SCOTUS Won’t Hear Jail Jewish Bible-Study Case

     (CN) – The Supreme Court on Monday declined to revive a Jewish inmate’s pro se claim that North Carolina prison officials discriminated by not letting inmates pray and study the Torah together.
     Though the court did not explain the decision not to take up the case, as is its custom, Justice Samuel Alito Jr. wrote in dissent that the inmate, Israel Ben-Levi, had raised important questions about religious freedom. Alito said he would have granted the petition for certiorari and “summarily reverse the judgment.”
     Ben-Levi, an inmate at the Hoke Correctional Institution in Raeford, N.C., sued prison chaplain Betty Brown in the Eastern District of North Carolina on Oct. 4, 2012.
     He claimed he had expressed a desire to form a Jewish prayer and study group with other inmates, but that his request was denied by Brown, in violation of his rights under the First Amendment and the Religious Land Use and Institutional Persons Act.

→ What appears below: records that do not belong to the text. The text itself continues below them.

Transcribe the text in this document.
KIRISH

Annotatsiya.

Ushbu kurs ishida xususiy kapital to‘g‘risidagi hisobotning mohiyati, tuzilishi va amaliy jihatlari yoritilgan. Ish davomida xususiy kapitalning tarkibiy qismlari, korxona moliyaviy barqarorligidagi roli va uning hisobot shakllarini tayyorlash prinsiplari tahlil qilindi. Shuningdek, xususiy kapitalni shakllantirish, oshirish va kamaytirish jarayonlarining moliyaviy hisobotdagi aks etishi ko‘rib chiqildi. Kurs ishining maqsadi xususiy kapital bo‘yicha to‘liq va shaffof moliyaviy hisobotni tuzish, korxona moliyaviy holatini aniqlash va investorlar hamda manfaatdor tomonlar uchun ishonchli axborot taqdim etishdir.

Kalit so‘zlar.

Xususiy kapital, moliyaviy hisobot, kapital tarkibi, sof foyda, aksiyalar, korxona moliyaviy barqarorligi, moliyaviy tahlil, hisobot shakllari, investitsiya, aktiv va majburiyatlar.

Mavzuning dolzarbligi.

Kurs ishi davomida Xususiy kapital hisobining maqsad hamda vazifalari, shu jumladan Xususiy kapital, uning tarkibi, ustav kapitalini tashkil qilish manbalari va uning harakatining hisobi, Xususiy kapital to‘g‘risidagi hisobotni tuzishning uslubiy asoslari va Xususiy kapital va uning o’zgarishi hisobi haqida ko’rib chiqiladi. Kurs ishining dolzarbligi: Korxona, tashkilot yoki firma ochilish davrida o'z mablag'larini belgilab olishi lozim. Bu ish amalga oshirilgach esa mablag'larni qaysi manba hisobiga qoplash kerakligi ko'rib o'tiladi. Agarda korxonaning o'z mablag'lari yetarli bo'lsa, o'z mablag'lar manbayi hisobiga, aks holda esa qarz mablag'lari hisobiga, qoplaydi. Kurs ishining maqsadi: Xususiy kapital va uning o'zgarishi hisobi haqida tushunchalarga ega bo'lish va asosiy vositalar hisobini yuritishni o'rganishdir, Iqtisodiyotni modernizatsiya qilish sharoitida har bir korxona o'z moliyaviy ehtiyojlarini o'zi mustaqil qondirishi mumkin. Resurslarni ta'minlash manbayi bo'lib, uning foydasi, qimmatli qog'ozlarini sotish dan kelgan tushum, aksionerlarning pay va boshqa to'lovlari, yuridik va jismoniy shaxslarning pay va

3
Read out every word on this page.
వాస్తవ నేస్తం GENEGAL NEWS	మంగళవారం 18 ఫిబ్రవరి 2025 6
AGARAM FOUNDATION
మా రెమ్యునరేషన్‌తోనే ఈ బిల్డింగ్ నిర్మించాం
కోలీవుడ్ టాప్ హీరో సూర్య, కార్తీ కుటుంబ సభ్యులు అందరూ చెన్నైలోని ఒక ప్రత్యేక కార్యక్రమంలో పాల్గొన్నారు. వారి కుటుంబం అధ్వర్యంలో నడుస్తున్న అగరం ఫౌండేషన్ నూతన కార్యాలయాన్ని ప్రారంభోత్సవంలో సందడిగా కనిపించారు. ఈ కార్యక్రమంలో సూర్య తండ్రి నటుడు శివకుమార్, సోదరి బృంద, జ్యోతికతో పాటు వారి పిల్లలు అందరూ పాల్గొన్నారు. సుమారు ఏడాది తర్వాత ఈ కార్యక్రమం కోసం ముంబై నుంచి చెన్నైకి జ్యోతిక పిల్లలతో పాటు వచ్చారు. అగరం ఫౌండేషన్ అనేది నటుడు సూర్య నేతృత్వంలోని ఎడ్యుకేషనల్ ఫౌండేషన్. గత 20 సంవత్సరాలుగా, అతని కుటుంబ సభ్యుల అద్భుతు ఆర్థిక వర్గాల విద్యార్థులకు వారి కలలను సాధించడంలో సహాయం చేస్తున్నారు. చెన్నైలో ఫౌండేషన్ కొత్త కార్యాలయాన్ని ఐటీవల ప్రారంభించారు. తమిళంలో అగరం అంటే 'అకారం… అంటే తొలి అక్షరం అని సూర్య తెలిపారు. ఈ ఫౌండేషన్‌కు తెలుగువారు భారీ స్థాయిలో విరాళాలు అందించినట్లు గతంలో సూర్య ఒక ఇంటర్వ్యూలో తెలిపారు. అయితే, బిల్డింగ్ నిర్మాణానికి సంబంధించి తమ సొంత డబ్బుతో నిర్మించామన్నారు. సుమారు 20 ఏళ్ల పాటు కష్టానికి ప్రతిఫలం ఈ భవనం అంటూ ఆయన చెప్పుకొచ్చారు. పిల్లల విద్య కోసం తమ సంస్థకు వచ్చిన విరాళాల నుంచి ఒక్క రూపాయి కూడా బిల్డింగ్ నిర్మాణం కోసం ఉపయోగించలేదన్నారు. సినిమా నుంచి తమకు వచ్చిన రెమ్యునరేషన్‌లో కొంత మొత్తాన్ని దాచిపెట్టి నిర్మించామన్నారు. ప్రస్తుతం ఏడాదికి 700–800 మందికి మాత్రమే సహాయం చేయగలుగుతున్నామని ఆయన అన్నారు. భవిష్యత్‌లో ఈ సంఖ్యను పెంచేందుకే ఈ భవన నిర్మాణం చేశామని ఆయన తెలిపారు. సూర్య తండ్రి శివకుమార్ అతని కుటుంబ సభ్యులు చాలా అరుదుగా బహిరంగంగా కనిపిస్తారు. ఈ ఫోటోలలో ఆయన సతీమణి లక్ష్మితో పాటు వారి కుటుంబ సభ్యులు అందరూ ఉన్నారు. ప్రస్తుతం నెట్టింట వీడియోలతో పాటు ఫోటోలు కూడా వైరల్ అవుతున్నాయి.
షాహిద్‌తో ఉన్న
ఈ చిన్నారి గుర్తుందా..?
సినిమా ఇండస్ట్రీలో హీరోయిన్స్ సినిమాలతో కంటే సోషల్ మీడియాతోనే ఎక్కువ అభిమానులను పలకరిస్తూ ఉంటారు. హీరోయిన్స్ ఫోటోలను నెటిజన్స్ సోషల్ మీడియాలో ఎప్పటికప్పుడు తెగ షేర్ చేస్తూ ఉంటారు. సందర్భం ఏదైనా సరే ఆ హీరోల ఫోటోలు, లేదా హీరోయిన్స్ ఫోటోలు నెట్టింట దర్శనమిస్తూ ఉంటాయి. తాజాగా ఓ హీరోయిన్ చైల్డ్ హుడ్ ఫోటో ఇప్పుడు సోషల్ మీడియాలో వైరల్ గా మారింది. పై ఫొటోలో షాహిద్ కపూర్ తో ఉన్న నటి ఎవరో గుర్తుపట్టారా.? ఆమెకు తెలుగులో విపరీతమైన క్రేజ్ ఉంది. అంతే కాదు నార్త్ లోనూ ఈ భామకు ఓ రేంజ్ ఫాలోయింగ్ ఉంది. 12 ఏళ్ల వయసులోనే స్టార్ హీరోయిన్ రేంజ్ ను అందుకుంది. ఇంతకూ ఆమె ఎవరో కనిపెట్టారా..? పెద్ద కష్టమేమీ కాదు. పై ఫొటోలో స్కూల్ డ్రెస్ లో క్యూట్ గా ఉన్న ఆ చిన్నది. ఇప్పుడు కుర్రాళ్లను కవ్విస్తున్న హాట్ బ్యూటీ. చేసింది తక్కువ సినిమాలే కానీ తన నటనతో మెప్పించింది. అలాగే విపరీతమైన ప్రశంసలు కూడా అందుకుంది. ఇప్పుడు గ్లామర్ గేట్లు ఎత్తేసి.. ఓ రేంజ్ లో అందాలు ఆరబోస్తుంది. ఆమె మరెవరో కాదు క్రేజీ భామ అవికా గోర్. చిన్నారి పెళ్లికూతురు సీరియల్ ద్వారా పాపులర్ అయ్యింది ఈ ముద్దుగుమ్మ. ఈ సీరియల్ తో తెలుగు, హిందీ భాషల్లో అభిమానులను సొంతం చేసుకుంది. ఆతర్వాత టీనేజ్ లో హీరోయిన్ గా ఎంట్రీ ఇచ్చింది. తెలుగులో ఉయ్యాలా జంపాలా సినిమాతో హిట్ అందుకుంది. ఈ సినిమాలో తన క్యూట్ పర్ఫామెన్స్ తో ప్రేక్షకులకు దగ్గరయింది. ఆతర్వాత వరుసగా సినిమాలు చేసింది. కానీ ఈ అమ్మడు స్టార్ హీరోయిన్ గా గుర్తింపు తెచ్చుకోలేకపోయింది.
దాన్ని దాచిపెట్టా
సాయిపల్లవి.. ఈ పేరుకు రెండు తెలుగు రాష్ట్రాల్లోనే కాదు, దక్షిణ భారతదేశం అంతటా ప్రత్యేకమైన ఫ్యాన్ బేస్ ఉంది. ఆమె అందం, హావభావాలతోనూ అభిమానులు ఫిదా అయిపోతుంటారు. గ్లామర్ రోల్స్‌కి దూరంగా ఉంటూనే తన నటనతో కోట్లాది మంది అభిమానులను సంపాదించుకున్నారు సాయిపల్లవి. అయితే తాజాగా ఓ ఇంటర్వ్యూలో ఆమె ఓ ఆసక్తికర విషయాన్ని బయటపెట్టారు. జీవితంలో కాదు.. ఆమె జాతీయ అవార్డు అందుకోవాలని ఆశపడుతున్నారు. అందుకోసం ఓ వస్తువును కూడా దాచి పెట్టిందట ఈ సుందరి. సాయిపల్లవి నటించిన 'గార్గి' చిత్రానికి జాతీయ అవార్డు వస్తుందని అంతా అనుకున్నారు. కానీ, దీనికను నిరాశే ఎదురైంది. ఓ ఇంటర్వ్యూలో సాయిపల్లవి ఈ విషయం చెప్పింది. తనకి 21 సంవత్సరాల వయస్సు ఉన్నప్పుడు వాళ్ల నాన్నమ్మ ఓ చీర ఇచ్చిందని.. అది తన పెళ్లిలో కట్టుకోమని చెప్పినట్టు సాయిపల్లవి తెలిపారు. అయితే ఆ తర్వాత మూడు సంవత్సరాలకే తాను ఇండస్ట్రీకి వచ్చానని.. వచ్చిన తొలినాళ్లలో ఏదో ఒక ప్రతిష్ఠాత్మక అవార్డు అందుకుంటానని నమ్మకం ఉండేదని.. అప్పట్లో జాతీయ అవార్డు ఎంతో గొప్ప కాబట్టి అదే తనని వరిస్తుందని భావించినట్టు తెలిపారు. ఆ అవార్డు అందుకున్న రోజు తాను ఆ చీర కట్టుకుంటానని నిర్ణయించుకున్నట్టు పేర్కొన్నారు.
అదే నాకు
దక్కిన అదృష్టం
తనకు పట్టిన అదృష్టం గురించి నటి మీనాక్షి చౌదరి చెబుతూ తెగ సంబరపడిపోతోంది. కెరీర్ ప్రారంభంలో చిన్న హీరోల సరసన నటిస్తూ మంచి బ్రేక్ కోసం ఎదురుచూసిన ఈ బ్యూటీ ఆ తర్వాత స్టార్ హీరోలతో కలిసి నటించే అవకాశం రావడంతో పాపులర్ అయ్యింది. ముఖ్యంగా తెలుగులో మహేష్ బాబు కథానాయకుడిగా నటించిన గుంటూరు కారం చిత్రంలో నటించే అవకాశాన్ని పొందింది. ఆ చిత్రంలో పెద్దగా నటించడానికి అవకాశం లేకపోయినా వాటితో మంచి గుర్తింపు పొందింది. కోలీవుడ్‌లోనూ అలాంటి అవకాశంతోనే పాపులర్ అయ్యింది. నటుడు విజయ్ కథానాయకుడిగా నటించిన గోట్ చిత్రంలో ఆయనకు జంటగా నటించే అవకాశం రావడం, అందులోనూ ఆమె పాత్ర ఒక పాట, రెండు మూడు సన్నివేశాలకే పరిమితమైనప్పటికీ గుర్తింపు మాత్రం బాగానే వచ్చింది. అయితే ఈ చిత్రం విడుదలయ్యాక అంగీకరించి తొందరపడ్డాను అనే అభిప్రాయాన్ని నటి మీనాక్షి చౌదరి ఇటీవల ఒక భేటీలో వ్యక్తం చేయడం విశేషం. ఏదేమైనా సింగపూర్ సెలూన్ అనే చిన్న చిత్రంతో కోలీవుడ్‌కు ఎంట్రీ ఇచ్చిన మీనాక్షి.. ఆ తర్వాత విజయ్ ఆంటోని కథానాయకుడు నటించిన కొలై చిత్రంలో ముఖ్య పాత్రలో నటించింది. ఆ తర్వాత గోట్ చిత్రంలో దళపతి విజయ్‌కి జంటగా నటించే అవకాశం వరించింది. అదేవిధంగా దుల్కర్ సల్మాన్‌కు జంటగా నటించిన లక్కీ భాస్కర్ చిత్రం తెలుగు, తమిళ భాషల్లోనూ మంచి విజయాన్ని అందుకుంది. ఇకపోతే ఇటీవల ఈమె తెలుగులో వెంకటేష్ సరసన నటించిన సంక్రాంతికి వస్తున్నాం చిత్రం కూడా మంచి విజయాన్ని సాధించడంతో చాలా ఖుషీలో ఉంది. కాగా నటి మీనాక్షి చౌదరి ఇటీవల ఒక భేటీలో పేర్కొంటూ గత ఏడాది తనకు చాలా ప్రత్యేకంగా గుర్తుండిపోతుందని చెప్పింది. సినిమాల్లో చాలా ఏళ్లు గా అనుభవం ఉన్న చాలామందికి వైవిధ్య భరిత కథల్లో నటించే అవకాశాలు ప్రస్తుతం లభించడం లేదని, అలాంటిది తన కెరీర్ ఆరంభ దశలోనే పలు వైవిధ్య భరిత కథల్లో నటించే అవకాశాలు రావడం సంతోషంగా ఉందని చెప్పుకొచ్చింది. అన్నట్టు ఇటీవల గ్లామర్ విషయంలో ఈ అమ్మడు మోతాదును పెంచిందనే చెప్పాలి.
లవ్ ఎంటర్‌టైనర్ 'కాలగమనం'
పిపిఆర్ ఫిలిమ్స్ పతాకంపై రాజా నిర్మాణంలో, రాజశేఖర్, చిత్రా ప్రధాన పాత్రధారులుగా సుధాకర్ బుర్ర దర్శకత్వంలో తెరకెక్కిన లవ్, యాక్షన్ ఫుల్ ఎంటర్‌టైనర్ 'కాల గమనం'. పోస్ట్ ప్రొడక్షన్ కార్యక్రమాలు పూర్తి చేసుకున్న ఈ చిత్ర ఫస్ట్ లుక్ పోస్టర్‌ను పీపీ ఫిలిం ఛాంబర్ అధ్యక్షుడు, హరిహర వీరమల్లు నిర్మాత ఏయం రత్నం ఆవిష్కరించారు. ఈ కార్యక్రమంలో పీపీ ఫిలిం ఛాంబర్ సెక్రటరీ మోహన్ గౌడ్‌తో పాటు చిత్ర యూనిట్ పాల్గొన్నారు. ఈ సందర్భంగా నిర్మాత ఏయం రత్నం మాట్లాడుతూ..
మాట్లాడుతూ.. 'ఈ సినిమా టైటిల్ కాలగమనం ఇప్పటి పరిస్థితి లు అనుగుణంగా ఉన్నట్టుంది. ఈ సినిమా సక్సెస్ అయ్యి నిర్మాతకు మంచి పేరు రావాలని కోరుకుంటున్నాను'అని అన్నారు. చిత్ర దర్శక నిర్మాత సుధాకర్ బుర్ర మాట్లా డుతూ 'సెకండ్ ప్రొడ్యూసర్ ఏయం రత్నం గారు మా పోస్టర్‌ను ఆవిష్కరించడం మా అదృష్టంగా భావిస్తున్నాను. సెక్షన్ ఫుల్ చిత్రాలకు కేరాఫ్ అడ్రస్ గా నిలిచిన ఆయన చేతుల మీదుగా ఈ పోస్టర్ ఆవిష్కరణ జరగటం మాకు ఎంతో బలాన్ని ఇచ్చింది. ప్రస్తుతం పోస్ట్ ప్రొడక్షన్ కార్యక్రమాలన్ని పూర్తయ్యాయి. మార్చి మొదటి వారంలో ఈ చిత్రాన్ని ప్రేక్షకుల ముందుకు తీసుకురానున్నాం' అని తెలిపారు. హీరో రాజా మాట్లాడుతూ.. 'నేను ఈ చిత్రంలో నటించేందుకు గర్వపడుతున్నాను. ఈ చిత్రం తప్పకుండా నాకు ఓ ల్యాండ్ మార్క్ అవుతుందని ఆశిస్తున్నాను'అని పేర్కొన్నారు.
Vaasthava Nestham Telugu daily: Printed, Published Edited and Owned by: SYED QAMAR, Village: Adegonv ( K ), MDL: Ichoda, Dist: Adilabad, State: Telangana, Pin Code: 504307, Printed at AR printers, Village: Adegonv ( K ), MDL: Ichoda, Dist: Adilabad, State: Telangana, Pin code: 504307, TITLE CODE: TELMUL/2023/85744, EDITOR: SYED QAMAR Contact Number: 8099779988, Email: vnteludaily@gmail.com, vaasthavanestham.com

     Specifically, he claimed that Brown, as director of chaplaincy services at the prison, had denied to authorize him access to a quiet room to use for Jewish Bible study, despite inmates practicing other faiths being afforded similar privileges.
     Brown responded by explaining that the prison had no volunteer Rabbi’s, and that without one to supervise the study group, no formal authorization could be given. Prison rules expressly prohibit any inmate from exercising religious authority over another.
     On Dec. 18, 2014, U.S. District Judge James Fox granted Brown’s request for summary judgment.
     Ben-Levi appealed to the Fourth Circuit, which affirmed Fox’s ruling, finding “no reversible error.”
     Ben-Levi filed his petition for a writ of certiorari on June 11, 2015.
     In his dissent, Alito was particularly troubled by the fact the prison appears to “intentionally treat different religions differently based on its perception of the importance of their various tenets.”
     As a result, he believes the prison’s justifications for denying Ben-Levi his study group rang hollow.
     The justifications, he said, “seem to apply equally to inmates of other religions, who were nevertheless allowed to meet in groups of fewer than 10 without an outside leader.”
     Brown, he said, gave the court no reason to believe that Jewish prisoners “Are more inclined than prisoners of other religions to ‘use faith practice to mask their gang activity’ … Nor is there any indication that a Jewish study group is more likely than a Christian or Muslim group to impede order, compromise inmate relationships, or absorb personnel resources.
     Alito acknowledged that the court’s refusal to grant review of the case did not necessarily mean his fellow justices agreed with the lower and appellate court decisions.
     That said, he opined, “the court’s indifference to this discriminatory infringement of religious liberty is disappointing.”